Undecided on pov(3 Posts)
I’m finally set to put my story to paper. I have been planning it out in my head for about a year now but never wrote anything down. I started with the idea of the main character and kinda built the story around him.
What I can’t decide on now is the perspective. I feel like it’ll be easier to make his thoughts and emotions clear in first person perspective. But on the other side there are things like dialogues from people around him taking place when he is not present that are vital to the story. So I’m not sure how that will work in first person.
Also how do you do character descriptions when you’re writing in first person? I have no idea how to describe the main character in his own words. I don’t really like writing things like “I brushed aside my blonde hair...” etc. and would prefer to go more into detail. That kinda speaks for third person perspective again. Any advice?

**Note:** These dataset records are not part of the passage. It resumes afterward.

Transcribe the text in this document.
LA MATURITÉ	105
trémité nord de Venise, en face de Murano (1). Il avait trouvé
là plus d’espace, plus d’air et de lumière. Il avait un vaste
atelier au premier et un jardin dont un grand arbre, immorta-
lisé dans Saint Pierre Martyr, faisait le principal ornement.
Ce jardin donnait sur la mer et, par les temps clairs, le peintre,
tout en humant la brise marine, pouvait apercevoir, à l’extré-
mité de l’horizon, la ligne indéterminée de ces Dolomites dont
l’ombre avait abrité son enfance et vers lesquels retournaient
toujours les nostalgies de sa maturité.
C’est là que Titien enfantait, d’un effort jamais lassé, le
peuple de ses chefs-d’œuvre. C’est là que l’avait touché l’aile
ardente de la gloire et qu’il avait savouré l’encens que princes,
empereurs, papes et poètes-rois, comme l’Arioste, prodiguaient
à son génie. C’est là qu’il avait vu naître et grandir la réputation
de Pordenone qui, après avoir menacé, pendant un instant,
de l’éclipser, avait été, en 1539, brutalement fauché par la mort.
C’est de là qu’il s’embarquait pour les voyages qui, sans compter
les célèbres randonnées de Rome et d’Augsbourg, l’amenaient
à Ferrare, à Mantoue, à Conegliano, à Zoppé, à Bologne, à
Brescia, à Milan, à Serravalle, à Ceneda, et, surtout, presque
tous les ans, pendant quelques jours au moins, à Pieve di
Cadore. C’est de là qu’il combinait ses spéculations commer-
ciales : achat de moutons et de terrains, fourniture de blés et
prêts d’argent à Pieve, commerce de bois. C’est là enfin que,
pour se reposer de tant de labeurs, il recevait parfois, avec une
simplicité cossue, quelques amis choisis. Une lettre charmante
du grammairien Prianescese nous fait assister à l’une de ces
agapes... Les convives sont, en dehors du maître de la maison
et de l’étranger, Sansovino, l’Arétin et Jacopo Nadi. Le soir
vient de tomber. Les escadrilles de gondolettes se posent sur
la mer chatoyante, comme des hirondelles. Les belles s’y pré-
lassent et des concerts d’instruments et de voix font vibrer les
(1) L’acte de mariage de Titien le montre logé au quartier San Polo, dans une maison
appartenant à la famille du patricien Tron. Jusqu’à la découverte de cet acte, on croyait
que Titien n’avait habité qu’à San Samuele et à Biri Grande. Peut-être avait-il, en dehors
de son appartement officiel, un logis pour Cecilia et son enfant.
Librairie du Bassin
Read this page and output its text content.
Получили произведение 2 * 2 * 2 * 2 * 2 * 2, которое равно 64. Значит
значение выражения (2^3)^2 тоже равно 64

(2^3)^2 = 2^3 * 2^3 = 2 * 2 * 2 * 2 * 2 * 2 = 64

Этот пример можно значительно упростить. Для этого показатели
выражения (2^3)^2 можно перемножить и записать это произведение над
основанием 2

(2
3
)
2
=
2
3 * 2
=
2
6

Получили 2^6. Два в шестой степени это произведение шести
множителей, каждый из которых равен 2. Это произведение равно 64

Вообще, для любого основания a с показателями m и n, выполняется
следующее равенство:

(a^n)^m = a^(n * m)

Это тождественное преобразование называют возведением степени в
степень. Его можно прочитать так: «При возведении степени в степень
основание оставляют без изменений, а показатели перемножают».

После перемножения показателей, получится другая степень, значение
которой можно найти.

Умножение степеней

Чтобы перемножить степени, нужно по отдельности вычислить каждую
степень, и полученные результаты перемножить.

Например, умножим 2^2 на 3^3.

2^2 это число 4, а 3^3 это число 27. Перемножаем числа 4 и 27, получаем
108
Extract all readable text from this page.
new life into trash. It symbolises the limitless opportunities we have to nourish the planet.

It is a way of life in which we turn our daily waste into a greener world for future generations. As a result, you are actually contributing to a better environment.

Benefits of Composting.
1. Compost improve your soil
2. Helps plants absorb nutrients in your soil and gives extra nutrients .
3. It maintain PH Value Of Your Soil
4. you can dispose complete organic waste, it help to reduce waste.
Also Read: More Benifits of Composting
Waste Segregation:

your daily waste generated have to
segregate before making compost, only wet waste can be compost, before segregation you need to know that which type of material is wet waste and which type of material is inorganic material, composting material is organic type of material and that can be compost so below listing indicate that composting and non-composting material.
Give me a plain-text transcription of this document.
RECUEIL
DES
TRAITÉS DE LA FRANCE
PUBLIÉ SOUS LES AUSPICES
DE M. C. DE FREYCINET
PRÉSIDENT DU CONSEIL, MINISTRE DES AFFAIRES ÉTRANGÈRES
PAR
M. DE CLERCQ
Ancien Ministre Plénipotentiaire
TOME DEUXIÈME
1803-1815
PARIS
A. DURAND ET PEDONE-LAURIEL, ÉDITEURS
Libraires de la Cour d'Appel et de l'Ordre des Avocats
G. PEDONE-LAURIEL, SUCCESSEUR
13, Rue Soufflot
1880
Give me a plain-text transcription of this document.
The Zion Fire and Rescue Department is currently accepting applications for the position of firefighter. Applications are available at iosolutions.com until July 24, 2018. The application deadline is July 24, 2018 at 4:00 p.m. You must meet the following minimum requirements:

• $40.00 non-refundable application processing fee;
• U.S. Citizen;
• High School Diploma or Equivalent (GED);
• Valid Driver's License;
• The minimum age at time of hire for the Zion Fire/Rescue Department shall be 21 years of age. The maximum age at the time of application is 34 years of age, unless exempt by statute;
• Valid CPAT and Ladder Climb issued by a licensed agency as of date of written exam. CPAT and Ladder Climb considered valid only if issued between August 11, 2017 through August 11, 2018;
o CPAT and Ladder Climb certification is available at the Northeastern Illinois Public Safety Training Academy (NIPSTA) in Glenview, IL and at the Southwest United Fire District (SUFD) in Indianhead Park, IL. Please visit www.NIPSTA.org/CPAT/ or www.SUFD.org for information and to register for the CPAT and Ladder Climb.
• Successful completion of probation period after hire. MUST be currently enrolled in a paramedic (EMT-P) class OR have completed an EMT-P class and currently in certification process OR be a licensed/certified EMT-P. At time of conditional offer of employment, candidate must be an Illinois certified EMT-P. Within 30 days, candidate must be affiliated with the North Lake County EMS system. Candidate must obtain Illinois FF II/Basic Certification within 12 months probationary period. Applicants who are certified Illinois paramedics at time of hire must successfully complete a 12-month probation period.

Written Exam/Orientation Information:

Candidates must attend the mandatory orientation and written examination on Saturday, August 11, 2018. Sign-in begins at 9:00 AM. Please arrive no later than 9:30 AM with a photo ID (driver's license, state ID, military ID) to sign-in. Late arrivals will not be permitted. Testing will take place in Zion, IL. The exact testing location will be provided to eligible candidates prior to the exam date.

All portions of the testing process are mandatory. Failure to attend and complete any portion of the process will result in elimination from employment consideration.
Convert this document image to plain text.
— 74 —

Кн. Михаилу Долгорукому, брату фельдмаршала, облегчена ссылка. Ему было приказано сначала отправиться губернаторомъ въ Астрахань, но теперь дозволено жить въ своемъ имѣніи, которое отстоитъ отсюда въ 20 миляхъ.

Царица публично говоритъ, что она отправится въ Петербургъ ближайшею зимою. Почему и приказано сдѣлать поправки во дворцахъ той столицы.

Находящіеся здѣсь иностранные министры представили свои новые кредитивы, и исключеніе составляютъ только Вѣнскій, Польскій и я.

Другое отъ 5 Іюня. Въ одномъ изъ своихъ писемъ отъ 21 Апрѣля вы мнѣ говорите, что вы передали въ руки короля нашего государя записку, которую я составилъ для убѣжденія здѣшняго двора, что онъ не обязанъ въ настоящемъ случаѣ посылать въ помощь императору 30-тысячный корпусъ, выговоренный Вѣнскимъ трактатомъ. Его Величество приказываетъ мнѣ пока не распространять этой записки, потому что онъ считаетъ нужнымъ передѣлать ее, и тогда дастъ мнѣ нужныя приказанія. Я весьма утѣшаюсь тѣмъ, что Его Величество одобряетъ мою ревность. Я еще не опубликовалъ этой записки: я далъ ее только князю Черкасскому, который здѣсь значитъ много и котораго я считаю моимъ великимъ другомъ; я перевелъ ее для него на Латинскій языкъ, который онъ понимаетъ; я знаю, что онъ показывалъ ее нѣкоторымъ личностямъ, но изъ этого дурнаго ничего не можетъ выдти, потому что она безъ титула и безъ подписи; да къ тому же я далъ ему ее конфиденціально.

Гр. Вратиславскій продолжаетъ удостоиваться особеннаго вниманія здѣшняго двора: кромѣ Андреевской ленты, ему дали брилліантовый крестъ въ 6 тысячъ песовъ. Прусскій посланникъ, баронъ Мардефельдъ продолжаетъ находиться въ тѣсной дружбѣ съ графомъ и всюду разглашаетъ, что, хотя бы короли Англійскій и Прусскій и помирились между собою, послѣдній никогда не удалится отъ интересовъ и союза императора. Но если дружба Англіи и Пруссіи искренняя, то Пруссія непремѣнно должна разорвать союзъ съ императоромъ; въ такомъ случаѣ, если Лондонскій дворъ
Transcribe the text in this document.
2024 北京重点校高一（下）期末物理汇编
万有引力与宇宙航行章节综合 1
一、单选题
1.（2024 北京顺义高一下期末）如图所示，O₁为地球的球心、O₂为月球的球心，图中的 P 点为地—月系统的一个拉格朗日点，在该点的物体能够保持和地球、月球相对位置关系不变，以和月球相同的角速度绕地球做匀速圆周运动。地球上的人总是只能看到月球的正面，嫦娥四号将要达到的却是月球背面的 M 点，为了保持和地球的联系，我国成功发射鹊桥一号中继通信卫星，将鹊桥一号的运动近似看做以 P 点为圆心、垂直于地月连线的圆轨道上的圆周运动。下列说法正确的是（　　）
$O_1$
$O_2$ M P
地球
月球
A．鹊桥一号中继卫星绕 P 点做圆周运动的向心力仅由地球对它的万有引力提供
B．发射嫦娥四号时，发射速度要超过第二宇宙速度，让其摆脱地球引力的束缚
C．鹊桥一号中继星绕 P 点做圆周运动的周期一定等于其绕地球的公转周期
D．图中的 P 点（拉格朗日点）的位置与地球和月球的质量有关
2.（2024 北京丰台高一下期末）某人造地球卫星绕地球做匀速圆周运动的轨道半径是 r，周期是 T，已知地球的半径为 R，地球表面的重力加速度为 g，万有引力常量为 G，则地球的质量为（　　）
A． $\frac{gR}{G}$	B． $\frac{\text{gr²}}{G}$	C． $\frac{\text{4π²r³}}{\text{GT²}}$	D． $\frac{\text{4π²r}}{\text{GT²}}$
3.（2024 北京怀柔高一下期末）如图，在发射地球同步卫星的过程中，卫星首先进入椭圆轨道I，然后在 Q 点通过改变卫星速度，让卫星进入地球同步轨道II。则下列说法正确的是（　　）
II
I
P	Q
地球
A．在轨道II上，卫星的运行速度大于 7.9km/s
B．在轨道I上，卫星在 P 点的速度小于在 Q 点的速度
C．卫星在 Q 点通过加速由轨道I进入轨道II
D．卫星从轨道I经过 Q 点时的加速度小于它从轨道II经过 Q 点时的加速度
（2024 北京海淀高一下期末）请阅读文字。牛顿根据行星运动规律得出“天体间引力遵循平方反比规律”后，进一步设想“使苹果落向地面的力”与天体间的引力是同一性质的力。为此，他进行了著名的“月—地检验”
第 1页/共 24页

Ps.: English is not my first language so please excuse any mistakes or weird sentences
If you're not sure, try both out and see how each works. I did two different creative writing courses where this was suggested. It can create completely different effects.
Also writing in first person seems to help me when I'm writing a third person story because it stops the narrator voice taking over and makes sure I am still inside he head of the character.
As far as descriptions go, there are things like describing similarities e.g. 'My son has the same raven hair as me' or comparing to other characters e.g. 'She was more petite than I was at her age'. Or say a character is putting on make up in the mirror you can say things like 'the coral lipstick was too bright for my pale skin but I put it on anyway as I was in rush...' I am not suggesting this as good examples of writing of course but hopefully gives you the gist! Also other characters can comment on your character in dialogue with compliments or whatever.
Yes, first person perspective can limit how much character description you include, but you can insert the necessary detail through action:
There were grey hairs in the hairbrush this morning and wrinkles that didn't flatten out when I pulled my prison face.